Lewa is an advocate for Rohingya who is considered an authoritative voice on migrant boat departures and arrivals. She has tracked about 6,000 Rohingya and Bangladeshis who have gotten on large and small trafficking boats in the region in recent months, but have yet to disembark. Based on her information, she believes the migrants and the boats are still in the Malacca Strait and nearby international waters.

The U.N. High Commissioner for Refugees, the United States, Australia and other governments and international organizations, meanwhile, have held a string of emergency meetings to discuss possible next steps.

They are worried about deaths, but also the looming refugee problem. In the past, most nations have been unwilling to accept Rohingya, a Muslim minority from Myanmar who are effectively stateless. They worry that by opening their doors to a few, they will be unable to stem the flood of poor, uneducated migrants.

“In some ways it’s important,” Robertson of Human Rights Watch, said of the large numbers.

“It sets up the possibility people will finally realize this is a regional issue,” he said, “that countries are receiving Rohingya because of Burma’s bad policies of discrimination and abuse against members of the religious minority and that they need to band together to demand the government change those policies.”

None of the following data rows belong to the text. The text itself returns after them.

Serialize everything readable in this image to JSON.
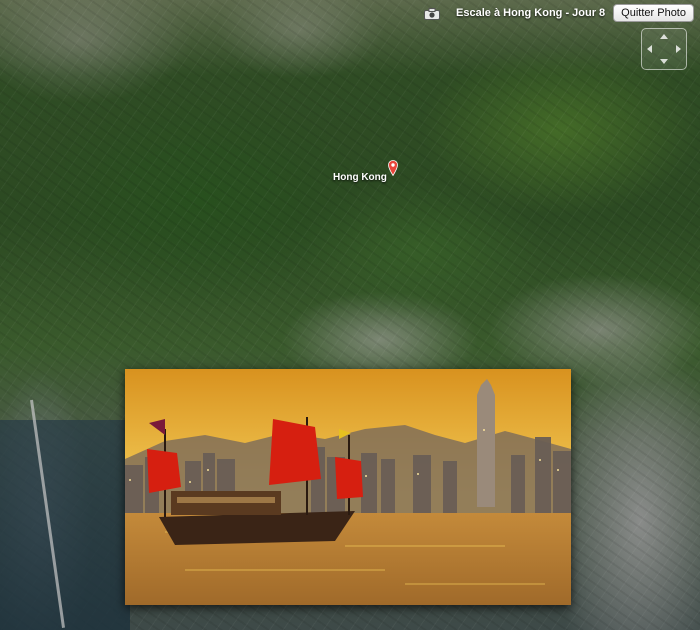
{
  "app": {
    "title": "Escale à Hong Kong - Jour 8",
    "quit_label": "Quitter Photo"
  },
  "map": {
    "location_label": "Hong Kong"
  },
  "icons": {
    "camera": "camera-icon",
    "pin": "map-pin-icon",
    "navigation": "navigation-arrows-icon"
  },
  "colors": {
    "pin": "#e8463b",
    "sail": "#d61f10",
    "sky": "#f3cc5a"
  }
}
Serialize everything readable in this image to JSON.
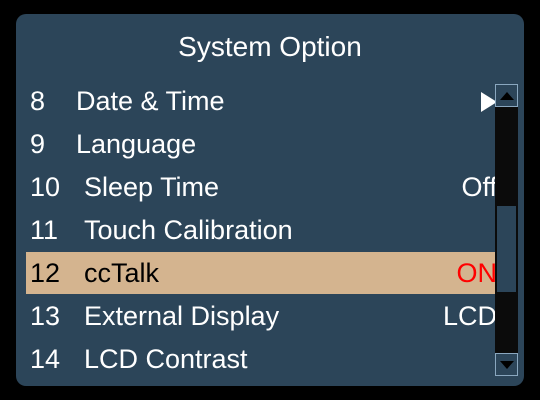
{
  "title": "System Option",
  "menu": {
    "items": [
      {
        "number": "8",
        "label": "Date & Time",
        "value": ""
      },
      {
        "number": "9",
        "label": "Language",
        "value": ""
      },
      {
        "number": "10",
        "label": "Sleep Time",
        "value": "Off"
      },
      {
        "number": "11",
        "label": "Touch Calibration",
        "value": ""
      },
      {
        "number": "12",
        "label": "ccTalk",
        "value": "ON"
      },
      {
        "number": "13",
        "label": "External Display",
        "value": "LCD"
      },
      {
        "number": "14",
        "label": "LCD Contrast",
        "value": ""
      }
    ],
    "selected_index": 4
  },
  "icons": {
    "submenu": "submenu-arrow-icon",
    "scroll_up": "scroll-up-icon",
    "scroll_down": "scroll-down-icon"
  },
  "colors": {
    "background": "#2c4559",
    "highlight": "#d4b48f",
    "on_value": "#ff0000"
  }
}
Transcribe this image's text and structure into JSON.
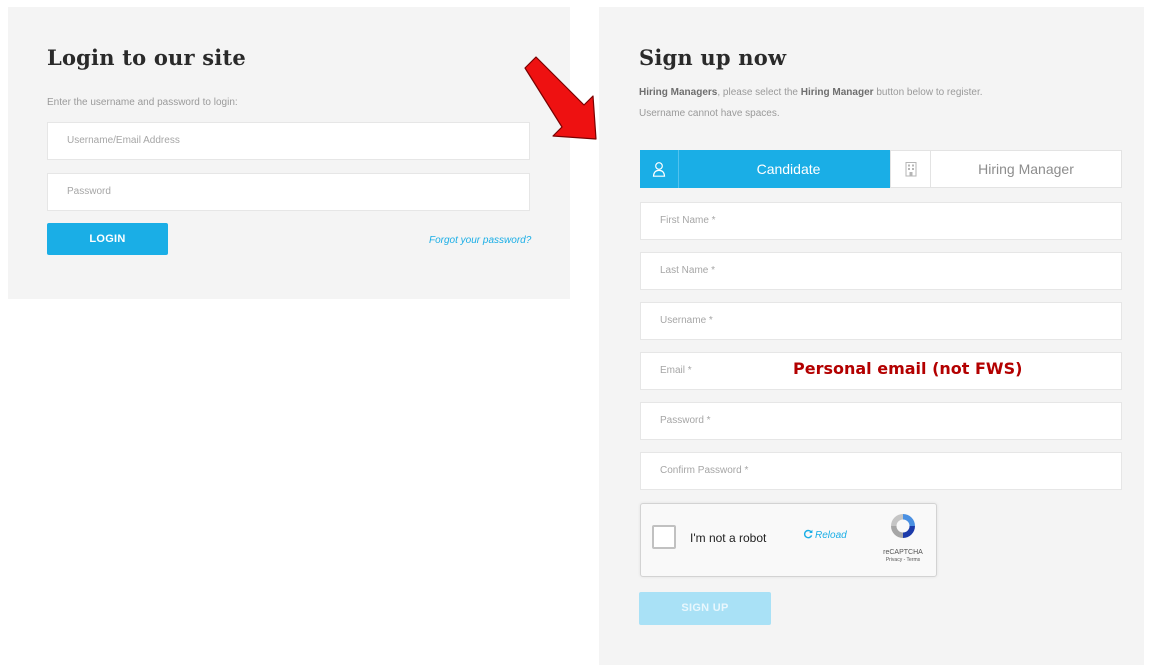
{
  "login": {
    "title": "Login to our site",
    "subtitle": "Enter the username and password to login:",
    "username_placeholder": "Username/Email Address",
    "password_placeholder": "Password",
    "login_button": "LOGIN",
    "forgot_link": "Forgot your password?"
  },
  "signup": {
    "title": "Sign up now",
    "desc_bold_1": "Hiring Managers",
    "desc_text_1": ", please select the ",
    "desc_bold_2": "Hiring Manager",
    "desc_text_2": " button below to register.",
    "desc_line_2": "Username cannot have spaces.",
    "tabs": [
      {
        "label": "Candidate",
        "icon": "user-icon",
        "active": true
      },
      {
        "label": "Hiring Manager",
        "icon": "building-icon",
        "active": false
      }
    ],
    "fields": {
      "first_name": "First Name *",
      "last_name": "Last Name *",
      "username": "Username *",
      "email": "Email *",
      "password": "Password *",
      "confirm_password": "Confirm Password *"
    },
    "email_note": "Personal email (not FWS)",
    "recaptcha": {
      "label": "I'm not a robot",
      "reload": "Reload",
      "brand": "reCAPTCHA",
      "terms": "Privacy - Terms"
    },
    "signup_button": "SIGN UP"
  },
  "colors": {
    "accent": "#1aaee6",
    "annotation_red": "#ee1111",
    "note_text": "#b30000",
    "panel_bg": "#f4f4f4"
  }
}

Malaysia’s Home Ministry said in a statement that of the 1,158 people who landed Sunday on Langkawi island, 486 were Myanmar citizens and 672 were Bangladeshis. There were 993 men, 104 women and 61 children.

A government doctor said many survivors were being treated for diarrhea, abdominal pains, dehydration and urination problems.

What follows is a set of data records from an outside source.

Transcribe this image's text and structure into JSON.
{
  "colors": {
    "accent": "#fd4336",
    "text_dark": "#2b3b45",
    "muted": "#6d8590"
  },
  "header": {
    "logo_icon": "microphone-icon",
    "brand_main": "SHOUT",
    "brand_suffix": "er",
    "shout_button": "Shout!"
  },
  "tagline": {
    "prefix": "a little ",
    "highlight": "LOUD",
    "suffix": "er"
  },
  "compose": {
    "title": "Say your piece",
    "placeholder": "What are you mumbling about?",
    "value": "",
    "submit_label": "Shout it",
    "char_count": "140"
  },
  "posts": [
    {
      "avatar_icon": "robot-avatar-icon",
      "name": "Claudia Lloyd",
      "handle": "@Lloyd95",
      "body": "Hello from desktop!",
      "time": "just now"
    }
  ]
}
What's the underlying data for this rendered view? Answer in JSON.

For now, survivors on the island were being held in two separate holding centers, women and children in the sports hall for the Home Ministry and the men in another facility. But they would soon be transferred to a detention center on the Malaysian mainland. To prevent recurrences, the ministry said it would seek to meet with officials from Bangladesh, Myanmar and Thailand to address the issue.

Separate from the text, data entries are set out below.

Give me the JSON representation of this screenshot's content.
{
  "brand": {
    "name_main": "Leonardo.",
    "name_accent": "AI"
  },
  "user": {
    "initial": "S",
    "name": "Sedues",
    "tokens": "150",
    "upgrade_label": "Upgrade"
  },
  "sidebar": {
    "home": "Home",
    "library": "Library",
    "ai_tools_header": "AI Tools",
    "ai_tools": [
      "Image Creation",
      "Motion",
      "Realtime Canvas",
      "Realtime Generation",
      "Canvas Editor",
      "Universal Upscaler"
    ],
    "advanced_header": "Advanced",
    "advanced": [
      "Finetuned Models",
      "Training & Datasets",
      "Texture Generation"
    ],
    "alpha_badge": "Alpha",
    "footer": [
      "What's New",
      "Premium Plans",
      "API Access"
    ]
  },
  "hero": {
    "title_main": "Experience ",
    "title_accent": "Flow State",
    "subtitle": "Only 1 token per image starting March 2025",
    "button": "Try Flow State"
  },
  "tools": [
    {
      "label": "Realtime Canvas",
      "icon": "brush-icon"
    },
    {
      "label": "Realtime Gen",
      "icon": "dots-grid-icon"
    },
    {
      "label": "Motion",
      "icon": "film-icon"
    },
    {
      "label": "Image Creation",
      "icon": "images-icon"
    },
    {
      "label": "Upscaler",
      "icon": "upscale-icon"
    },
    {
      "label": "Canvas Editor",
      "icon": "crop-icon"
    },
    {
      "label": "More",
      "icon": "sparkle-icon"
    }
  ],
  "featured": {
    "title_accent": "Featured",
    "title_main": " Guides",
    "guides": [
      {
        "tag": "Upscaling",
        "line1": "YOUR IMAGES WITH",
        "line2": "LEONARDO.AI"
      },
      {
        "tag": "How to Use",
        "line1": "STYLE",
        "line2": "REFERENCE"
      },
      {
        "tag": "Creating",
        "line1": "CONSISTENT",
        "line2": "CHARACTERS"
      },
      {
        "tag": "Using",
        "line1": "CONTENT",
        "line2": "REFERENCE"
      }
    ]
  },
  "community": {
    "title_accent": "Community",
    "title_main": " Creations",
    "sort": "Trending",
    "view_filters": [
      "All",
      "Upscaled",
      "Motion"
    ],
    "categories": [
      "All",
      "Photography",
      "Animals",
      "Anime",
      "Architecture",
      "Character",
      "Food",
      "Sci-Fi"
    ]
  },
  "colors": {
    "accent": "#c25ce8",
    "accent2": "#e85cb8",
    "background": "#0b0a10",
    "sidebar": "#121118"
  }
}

The Association of Southeast Asian Nations — a regional group that brings together all of the main stakeholders, from Myanmar and Thailand to Indonesia and Malaysia — has a strict stance of non-interference in member affairs.

At annual ASEAN meetings — the most recent, ironically, on Langkawi — Myanmar has blocked all discussion about its 1.3 million Rohingya, insisting they are illegal settlers from Bangladesh even though many of their families arrived generations ago.

For most part, member countries have agreed to leave it at that.

Labeled by the United Nations one of the world’s most persecuted minorities, the Rohingya have for decades suffered from state-sanctioned discrimination in the Buddhist-majority Myanmar, where they have limited access to education and adequate health care.

In the last three years, attacks by Buddhist mobs have left 280 people dead and forced 140,000 others from their homes. They now live under apartheid-like conditions in crowded camps just outside the Rakhine state capital, Sittwe.

The U.N. refugee agency estimates more than 100,000 men, women and children have boarded ships since mid-2012. Most are trying to reach Malaysia, but recent regional crackdowns on human trafficking networks have sent brokers and agents into hiding, making it impossible for migrants to disembark — in some cases even after family members have paid $2,000 or more for their release, activists say.

On Langkawi, 15-year-old Hasana was hanging out clothes to dry outside the hall where they were being kept temporarily.

She said she was an orphan, having lost both her parents when she was young, and that she told her grandmother she didn’t see a life for herself in Myanmar, where it was a struggle just to get enough food to eat. The teen said she wanted to join a group of friends who decided to go to Malaysia.

Hasana paid $200 for what turned out to be a harrowing journey by boat, she said, describing how one man was savagely attacked just for asking for food.

“Am I going to be sent back?” she asked, worriedly.